The sudden appearance of bright green splotches could be one of several “weeds” common to the area. One, crimson clover, is a cold season annual frequently seen during North Florida winters, usually on roadsides or in hay fields.
This European native germinates in late autumn but has a slow, steady growth pattern that lets it escape notice until about this time of year. The plants are currently clumps of green leaves among brown grass.
This annual legume will reseed itself when conditions are right and spread to nearby areas. The distinctly red blooms appear in spring and are an early season nectar source for European honeybees.
Another green spot may be Raphanus raphanistrum, the scientific name for wild radish. A native of northern Europe and northern Asia, this annual has spread to most of the world.
The term Raphanus comes from a Greek word meaning rapidly appearing. This accurately describes the rapid emergence and growth of the plant that occurs when the soil temperature falls below 65 degrees and enough moisture is present.
The bloom color of wild radishes can vary. Yellow and white are the most commonly encountered colors, but occasionally lavender is on display.
Vetch is a low-growing plant easily identified by its elongated dagger-shaped leaves, which are half an inch in length. Birds and animals scatter seed to new areas where the hardy plant will aggressively colonize any suitable environment.
In spring, this annual plant produces diminutive purple flowers, which quickly become inch-long seed pods. Honeybees and other native pollinators soon visit the blooms.
Hand pulling will minimize reseeding from the plants on site, but seed may arrive from afar. Chemical control is unnecessary as these annuals will die when the weather warms.
The winter months are not usually associated with native wildflowers, but there are some in the Tallahassee area.

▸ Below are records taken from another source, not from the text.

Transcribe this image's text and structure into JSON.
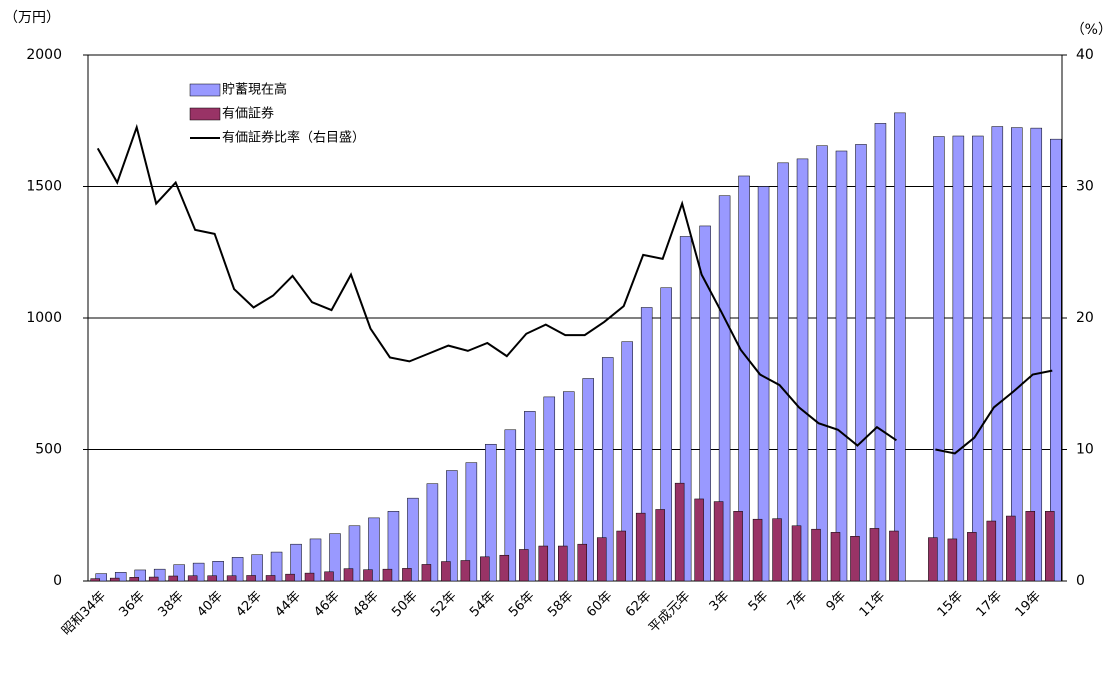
{
  "chart_data": {
    "type": "bar-line",
    "y_label": "（万円）",
    "y2_label": "（%）",
    "categories": [
      "昭和34年",
      null,
      "36年",
      null,
      "38年",
      null,
      "40年",
      null,
      "42年",
      null,
      "44年",
      null,
      "46年",
      null,
      "48年",
      null,
      "50年",
      null,
      "52年",
      null,
      "54年",
      null,
      "56年",
      null,
      "58年",
      null,
      "60年",
      null,
      "62年",
      null,
      "平成元年",
      null,
      "3年",
      null,
      "5年",
      null,
      "7年",
      null,
      "9年",
      null,
      "11年",
      null,
      null,
      null,
      "15年",
      null,
      "17年",
      null,
      "19年",
      null
    ],
    "series": [
      {
        "name": "貯蓄現在高",
        "type": "bar",
        "color": "#9999ff",
        "values": [
          28,
          33,
          42,
          45,
          62,
          68,
          75,
          90,
          100,
          110,
          140,
          160,
          180,
          210,
          240,
          265,
          315,
          370,
          420,
          450,
          520,
          575,
          645,
          700,
          720,
          770,
          850,
          910,
          1040,
          1115,
          1310,
          1350,
          1465,
          1540,
          1500,
          1590,
          1605,
          1655,
          1635,
          1660,
          1740,
          1780,
          null,
          1690,
          1692,
          1692,
          1728,
          1724,
          1722,
          1680
        ]
      },
      {
        "name": "有価証券",
        "type": "bar",
        "color": "#993366",
        "values": [
          9,
          11,
          14,
          15,
          19,
          20,
          20,
          20,
          21,
          21,
          26,
          30,
          35,
          47,
          43,
          45,
          48,
          63,
          74,
          78,
          92,
          98,
          120,
          133,
          133,
          140,
          165,
          190,
          258,
          272,
          372,
          312,
          302,
          265,
          235,
          237,
          210,
          197,
          185,
          170,
          200,
          190,
          null,
          165,
          160,
          185,
          228,
          247,
          265,
          265
        ]
      },
      {
        "name": "有価証券比率（右目盛）",
        "type": "line",
        "axis": "y2",
        "color": "#000000",
        "values": [
          32.9,
          30.3,
          34.5,
          28.7,
          30.3,
          26.7,
          26.4,
          22.2,
          20.8,
          21.7,
          23.2,
          21.2,
          20.6,
          23.3,
          19.2,
          17.0,
          16.7,
          17.3,
          17.9,
          17.5,
          18.1,
          17.1,
          18.8,
          19.5,
          18.7,
          18.7,
          19.7,
          20.9,
          24.8,
          24.5,
          28.7,
          23.3,
          20.5,
          17.6,
          15.7,
          14.9,
          13.2,
          12.0,
          11.5,
          10.3,
          11.7,
          10.7,
          null,
          10.0,
          9.7,
          10.9,
          13.2,
          14.4,
          15.7,
          16.0
        ]
      }
    ],
    "ylim": [
      0,
      2000
    ],
    "yticks": [
      0,
      500,
      1000,
      1500,
      2000
    ],
    "y2lim": [
      0,
      40
    ],
    "y2ticks": [
      0,
      10,
      20,
      30,
      40
    ],
    "grid": true
  }
}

The Roundleaf Bluet or Innocence is a tiny, native wildflower currently in bloom. The white flowers are about the size of a dime and appear in clusters of 10 or more blooms.
The height of this plant is less than two inches, and it barely appears above the decaying leaf litter. The plant requires partial sun but uses the protection offered by tree canopies along with its natural hardiness to produce blossoms during periods of cold and frost.
Another is the common blue violet, sometimes called the wood violet. This dainty and low-growing plant produces a blue to purple bloom in winter and early spring.
It flourishes in heavy shade and filtered light, frequently in mixed hardwood-pine forests. Its seed production capability is such that it occasionally appears in home landscapes under shade trees.
Not as Waspish as it Looks
Like plants, many of the insect pollinators are inactive during the weather. One which is active is the Syrphid fly, sometimes called a hoverfly. This tiny insect works with the available cool season pollen and nectar sources to assure the seed production for next winter’s blooming annuals. Their wasp-like appearance serves as a means of repelling potential predators, especially hungry birds.